Le Premier ministre français François Fillon a indiqué jeudi devant la Société française d’énergie nucléaire (Sfen) les deux principales leçons à tirer de la catastrophe nucléaire de Fukushima. La première est une amélioration du niveau de « sûreté » pour prévenir de nouveaux accidents de ce type.
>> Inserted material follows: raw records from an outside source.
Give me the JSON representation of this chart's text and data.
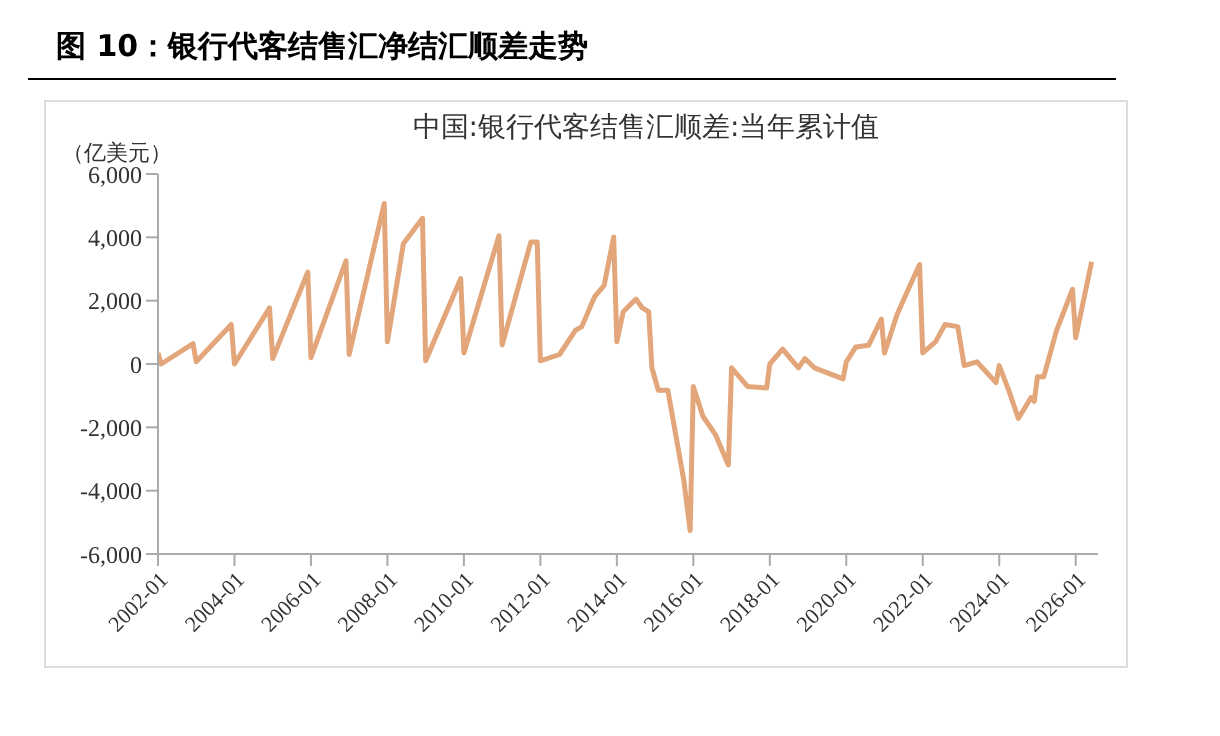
{
  "chart_data": {
    "type": "line",
    "title": "图 10：银行代客结售汇净结汇顺差走势",
    "subtitle": "中国:银行代客结售汇顺差:当年累计值",
    "ylabel": "（亿美元）",
    "x": [
      "2002-01",
      "2002-02",
      "2002-12",
      "2003-01",
      "2003-12",
      "2004-01",
      "2004-12",
      "2005-01",
      "2005-12",
      "2006-01",
      "2006-12",
      "2007-01",
      "2007-12",
      "2008-01",
      "2008-06",
      "2008-12",
      "2009-01",
      "2009-12",
      "2010-01",
      "2010-12",
      "2011-01",
      "2011-10",
      "2011-12",
      "2012-01",
      "2012-07",
      "2012-12",
      "2013-02",
      "2013-06",
      "2013-09",
      "2013-12",
      "2014-01",
      "2014-03",
      "2014-07",
      "2014-09",
      "2014-11",
      "2014-12",
      "2015-02",
      "2015-05",
      "2015-10",
      "2015-12",
      "2016-01",
      "2016-04",
      "2016-08",
      "2016-12",
      "2017-01",
      "2017-06",
      "2017-12",
      "2018-01",
      "2018-05",
      "2018-10",
      "2018-12",
      "2019-03",
      "2019-12",
      "2020-01",
      "2020-04",
      "2020-08",
      "2020-12",
      "2021-01",
      "2021-05",
      "2021-09",
      "2021-12",
      "2022-01",
      "2022-05",
      "2022-08",
      "2022-12",
      "2023-02",
      "2023-06",
      "2023-12",
      "2024-01",
      "2024-04",
      "2024-07",
      "2024-11",
      "2024-12",
      "2025-01",
      "2025-03",
      "2025-07",
      "2025-12",
      "2026-01",
      "2026-06"
    ],
    "series": [
      {
        "color": "#e3a67a",
        "values": [
          350,
          0,
          640,
          70,
          1250,
          0,
          1770,
          170,
          2900,
          200,
          3260,
          300,
          5070,
          700,
          3800,
          4600,
          100,
          2700,
          350,
          4050,
          600,
          3850,
          3850,
          100,
          300,
          1060,
          1180,
          2120,
          2480,
          4010,
          700,
          1650,
          2050,
          1770,
          1650,
          -120,
          -830,
          -830,
          -3660,
          -5260,
          -710,
          -1650,
          -2240,
          -3190,
          -120,
          -710,
          -760,
          0,
          470,
          -120,
          170,
          -120,
          -470,
          70,
          540,
          590,
          1420,
          350,
          1580,
          2480,
          3140,
          350,
          700,
          1250,
          1180,
          -50,
          70,
          -590,
          -50,
          -830,
          -1720,
          -1060,
          -1180,
          -400,
          -400,
          1060,
          2360,
          830,
          3230
        ]
      }
    ],
    "xlim": [
      "2002-01",
      "2026-08"
    ],
    "xticks": [
      "2002-01",
      "2004-01",
      "2006-01",
      "2008-01",
      "2010-01",
      "2012-01",
      "2014-01",
      "2016-01",
      "2018-01",
      "2020-01",
      "2022-01",
      "2024-01",
      "2026-01"
    ],
    "ylim": [
      -6000,
      6000
    ],
    "yticks": [
      {
        "value": -6000,
        "label": "-6,000"
      },
      {
        "value": -4000,
        "label": "-4,000"
      },
      {
        "value": -2000,
        "label": "-2,000"
      },
      0,
      {
        "value": 2000,
        "label": "2,000"
      },
      {
        "value": 4000,
        "label": "4,000"
      },
      {
        "value": 6000,
        "label": "6,000"
      }
    ],
    "grid": false,
    "legend": false,
    "marker": "none",
    "line_style": "solid"
  }
}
La deuxième, qui ne manquera pas d’être contestée, est que le choix nucléaire demeure « pertinent ».
La catastrophe de Fukushima a soulevé deux questions selon François Fillon. « Comment prévenir la survenue d’un tel accident ? Est-il raisonnable de sortir du nucléaire ? ». Et le Premier ministre de donner ses réponses à ces deux questions apparues dans les opinions publiques de tous les pays ayant fait le choix du nucléaire civil.
Le Premier ministre a tout d’abord affirmé que l’audit post-Fukushima de l’Autorité de sûreté nucléaire (ASN) avait permis d’améliorer le niveau de sûreté des installations nucléaires françaises grâce au « retour d’expérience » de l’accident japonais. Et de poursuivre en insistant sur la mise en oeuvre d’une Force d’action rapide nucléaire (Farn) d’ici 2013.
François Fillon a ensuite assuré que « ce serait une aberration de remettre en cause une technologie compétitive et un enjeu stratégique pour la France ». « Notre pays n’a pas tant d’atouts en matière de compétitivité qu’il puisse se passer d’un des principaux ». Selon lui, « Fukushima ne doit pas faire oublier Kyoto et Copenhague », les deux principaux traités internationaux sur le réchauffement climatique.